Depois de acordar, estica os braços ao céu do tecto do quarto e põe o pé descalço e nú sobre o tapete branco de lã grossa, disposto, simetricamente, ao lado da cama, por cima do chão de madeira impecavelmente encerada.
Levanta-se, toma o seu perfeito pequeno-almoço na mesa de carvalho da cozinha e começa a rotina da preparação do dia. Creme hidratande, base, pó solto e compacto, sombras, gloss. Escovagem de cabelo, o bater do salto alto pelo chão.
Sai, e durante todo o dia sorri com um sorriso plástico, básico de tanta base ou de tão pouco calor. Todo o dia, no mesmo nariz arrebitado, no mesmo ar altivo, na mesma segurança de que, por dentro, está tão longe. Sorri, enquanto todos lhe copiam os gestos e lhe elogiam a força, a dignidade, o carácter; enquanto se lhe estilhaça como cristal, por dentro, o peito, enquanto se sente definhar e asfixiar em pedaços.

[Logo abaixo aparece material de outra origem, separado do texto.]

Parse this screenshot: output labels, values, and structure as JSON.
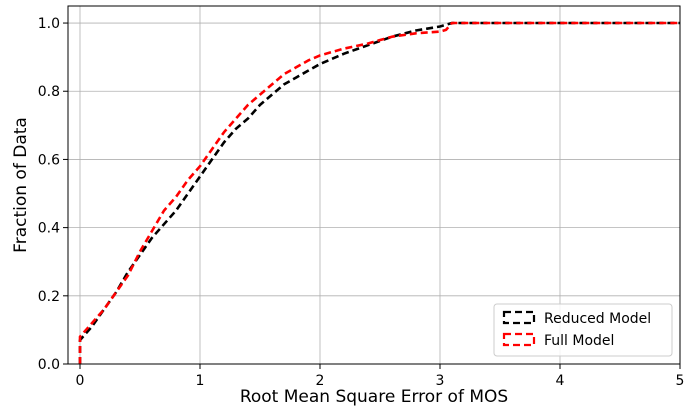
{
  "chart_data": {
    "type": "line",
    "title": "",
    "xlabel": "Root Mean Square Error of MOS",
    "ylabel": "Fraction of Data",
    "xlim": [
      -0.1,
      5
    ],
    "ylim": [
      0,
      1.05
    ],
    "xticks": [
      0,
      1,
      2,
      3,
      4,
      5
    ],
    "xtick_labels": [
      "0",
      "1",
      "2",
      "3",
      "4",
      "5"
    ],
    "yticks": [
      0,
      0.2,
      0.4,
      0.6,
      0.8,
      1.0
    ],
    "ytick_labels": [
      "0.0",
      "0.2",
      "0.4",
      "0.6",
      "0.8",
      "1.0"
    ],
    "grid": true,
    "legend_position": "bottom-right",
    "series": [
      {
        "name": "Reduced Model",
        "color": "#000000",
        "dash": "dashed",
        "points": [
          [
            0,
            0
          ],
          [
            0,
            0.07
          ],
          [
            0.1,
            0.11
          ],
          [
            0.2,
            0.16
          ],
          [
            0.3,
            0.21
          ],
          [
            0.4,
            0.27
          ],
          [
            0.5,
            0.32
          ],
          [
            0.6,
            0.37
          ],
          [
            0.7,
            0.41
          ],
          [
            0.8,
            0.45
          ],
          [
            0.9,
            0.5
          ],
          [
            1.0,
            0.55
          ],
          [
            1.1,
            0.6
          ],
          [
            1.2,
            0.65
          ],
          [
            1.3,
            0.69
          ],
          [
            1.4,
            0.72
          ],
          [
            1.5,
            0.76
          ],
          [
            1.6,
            0.79
          ],
          [
            1.7,
            0.82
          ],
          [
            1.8,
            0.84
          ],
          [
            1.9,
            0.86
          ],
          [
            2.0,
            0.88
          ],
          [
            2.2,
            0.91
          ],
          [
            2.4,
            0.935
          ],
          [
            2.6,
            0.96
          ],
          [
            2.8,
            0.978
          ],
          [
            3.0,
            0.99
          ],
          [
            3.1,
            1.0
          ],
          [
            5,
            1.0
          ]
        ]
      },
      {
        "name": "Full Model",
        "color": "#ff0000",
        "dash": "dashed",
        "points": [
          [
            0,
            0
          ],
          [
            0,
            0.08
          ],
          [
            0.1,
            0.12
          ],
          [
            0.2,
            0.16
          ],
          [
            0.3,
            0.21
          ],
          [
            0.4,
            0.26
          ],
          [
            0.5,
            0.33
          ],
          [
            0.6,
            0.39
          ],
          [
            0.7,
            0.45
          ],
          [
            0.8,
            0.49
          ],
          [
            0.9,
            0.54
          ],
          [
            1.0,
            0.58
          ],
          [
            1.1,
            0.63
          ],
          [
            1.2,
            0.68
          ],
          [
            1.3,
            0.72
          ],
          [
            1.4,
            0.76
          ],
          [
            1.5,
            0.79
          ],
          [
            1.6,
            0.82
          ],
          [
            1.7,
            0.85
          ],
          [
            1.8,
            0.87
          ],
          [
            1.9,
            0.89
          ],
          [
            2.0,
            0.905
          ],
          [
            2.2,
            0.925
          ],
          [
            2.4,
            0.94
          ],
          [
            2.6,
            0.96
          ],
          [
            2.8,
            0.97
          ],
          [
            3.0,
            0.975
          ],
          [
            3.05,
            0.98
          ],
          [
            3.1,
            1.0
          ],
          [
            5,
            1.0
          ]
        ]
      }
    ]
  }
}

Quando regressa ao mesmo tapete branco, à mesma mesa, assim que transpõe a soleira da porta, dado o primeiro passo já dentro de casa, leva-se-lhe a base, lava-se-lhe a face, quebra-se-lhe a alma. Chora, chora enfim enfiada num qualquer canto, por cima do tapete branco, chora baixinho, alto e depois já compassadamente, chora coração e entranhas numa estranha angústia que não pode explicar.
Volta a ver-se ao espelho, a impecável maquilhagem da manhã agora desfeita, escorrendo sob o sal das lágrimas e borrantando como uma folha de papel lisa a pele perfeita. Limpa-se, e prepara-se para o retorno ao sorriso, para o retorno à vida, ainda a pensar em quão pouco se sente viva.